Appellants next insist that the transfer of the fund in the bank was actually and constructively fraudulent under KRS378.010 and 378.020. Appellees counter with the argument that at the time this action was brought appellants were not existing creditors; that they had no cause of action at that time, and could not have a cause of action until the death of the husband and father. They cite in support of that position Carter v. Harlan Hospital Ass'n, Inc., 265 Ky. 452,97 S.W.2d 9, and Commonwealth et al. v. Sammons et al., 180 Ky. 403,202 S.W. 885, 886. These cases hold that: "A cause of action accrues when a party has the right and capacity to sue * * *." But they are not in point here.

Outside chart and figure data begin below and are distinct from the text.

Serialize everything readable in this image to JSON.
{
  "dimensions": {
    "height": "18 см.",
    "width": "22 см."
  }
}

We think the view taken by appellants is the correct view. Certainly Butler Coleman had reason to believe and anticipate that some sort of action might be taken against him. If Hager survived he could have brought suit, and having died, either his personal representative, or as in this action, his widow and children could bring it.

In Allen v. Ligon, et al., 175 Ky. 767, 194 S.W. 1050, 1051, a malpractice case, we said:

"A transfer made by a debtor in anticipation of a suit against him, or after a suit has been begun, and while it is pending against him, is a badge of fraud."

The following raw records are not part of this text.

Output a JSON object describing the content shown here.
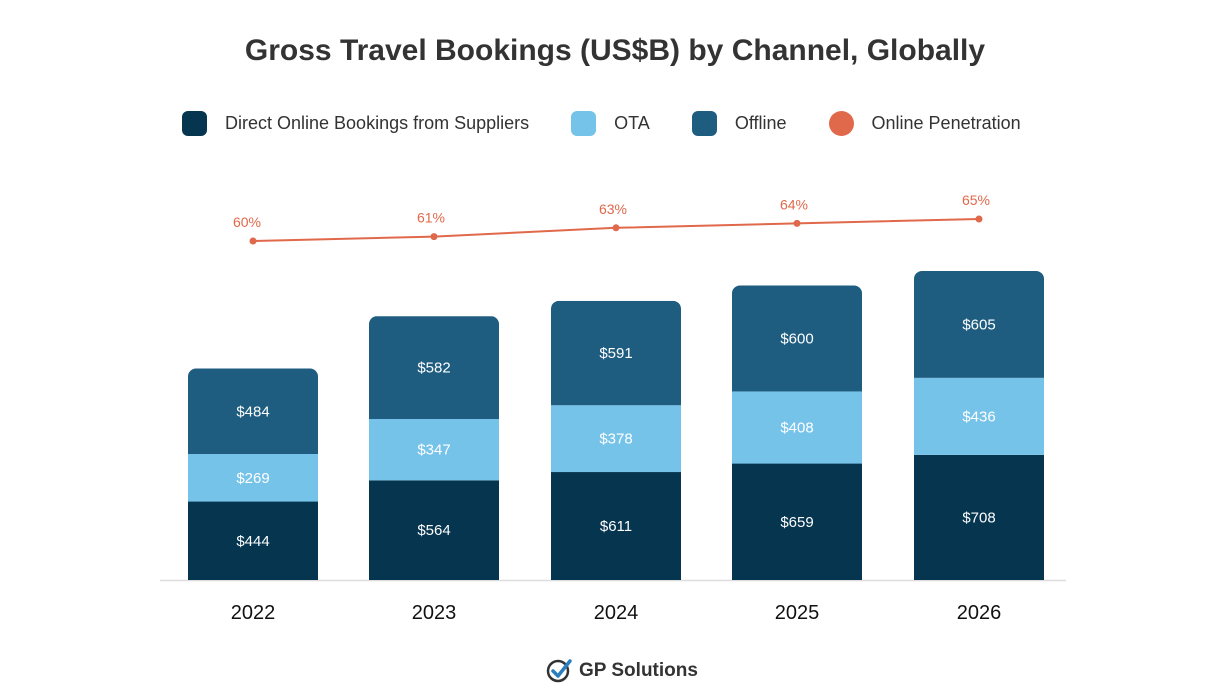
{
  "chart_data": {
    "type": "bar",
    "stacked": true,
    "title": "Gross Travel Bookings (US$B) by Channel, Globally",
    "categories": [
      "2022",
      "2023",
      "2024",
      "2025",
      "2026"
    ],
    "series": [
      {
        "name": "Direct Online Bookings from Suppliers",
        "color": "#05354f",
        "values": [
          444,
          564,
          611,
          659,
          708
        ],
        "labels": [
          "$444",
          "$564",
          "$611",
          "$659",
          "$708"
        ]
      },
      {
        "name": "OTA",
        "color": "#76c3ea",
        "values": [
          269,
          347,
          378,
          408,
          436
        ],
        "labels": [
          "$269",
          "$347",
          "$378",
          "$408",
          "$436"
        ]
      },
      {
        "name": "Offline",
        "color": "#1f5d80",
        "values": [
          484,
          582,
          591,
          600,
          605
        ],
        "labels": [
          "$484",
          "$582",
          "$591",
          "$600",
          "$605"
        ]
      }
    ],
    "line_series": {
      "name": "Online Penetration",
      "color": "#e0684b",
      "values": [
        60,
        61,
        63,
        64,
        65
      ],
      "labels": [
        "60%",
        "61%",
        "63%",
        "64%",
        "65%"
      ]
    },
    "legend_position": "top",
    "grid": false
  },
  "logo": {
    "text": "GP Solutions",
    "check_color": "#1f5d80"
  }
}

In Griggs v. Crane's Trustee, 179 Ky. 48, 200 S.W. 317, 319, we said:

"When a transfer is made by one of his property, when there is pending an action against him for tort or other action for unliquidated damages, the fact that he makes such transfer at such time is a badge of fraud; and it is so, especially if it leaves him without any estate or greatly reduces his property. It is, likewise, a badge of fraud for an insolvent debtor, or one who is very considerably indebted, to make a transfer of his property. *Page 77 Bibb v. Baker, 17 B. Mon. 292; Magic City Coal Feed Co. v. Lewis, supra (164 Ky. 454, 175 S.W. 992). Where it is shown that the property never belonged to the grantee until the transfer was made, and that the grantor, at the time, was greatly embarrassed with debts or insolvent, it is a badge of fraud which casts upon the grantee the burden of showing that the conveyance was made because of a valid consideration for it."

See also Lewis et al. v. Barber, 243 Ky. 519,49 S.W.2d 328.

In the early case of Slater v. Sherman, 5 Bush 206, where a fraudulent transfer was resisted on the grounds that the claim was not, at the date of the transfer, an existing liability, it was said:

"* * * the execution of said conveyance was prompted by a fraudulent design to hinder or defeat the successful prosecution of the plaintiff's right of action for the wrongs and injuries which Slater had but recently before committed; * * *"

In Knight v. Whitman, 6 Bush 51, 99 Am. Dec. 652, we said:

"This court, in Slater v. Sherman, 5 Bush 206, has decided that even in tort cases the liability was incurred at the time and by committing the tort."

We conclude, therefore, that under the facts and circumstances of this case the court should have refused to dissolve the attachment and should have allowed the money to be held until final adjudication of the matter.

Wherefore, the judgment is reversed.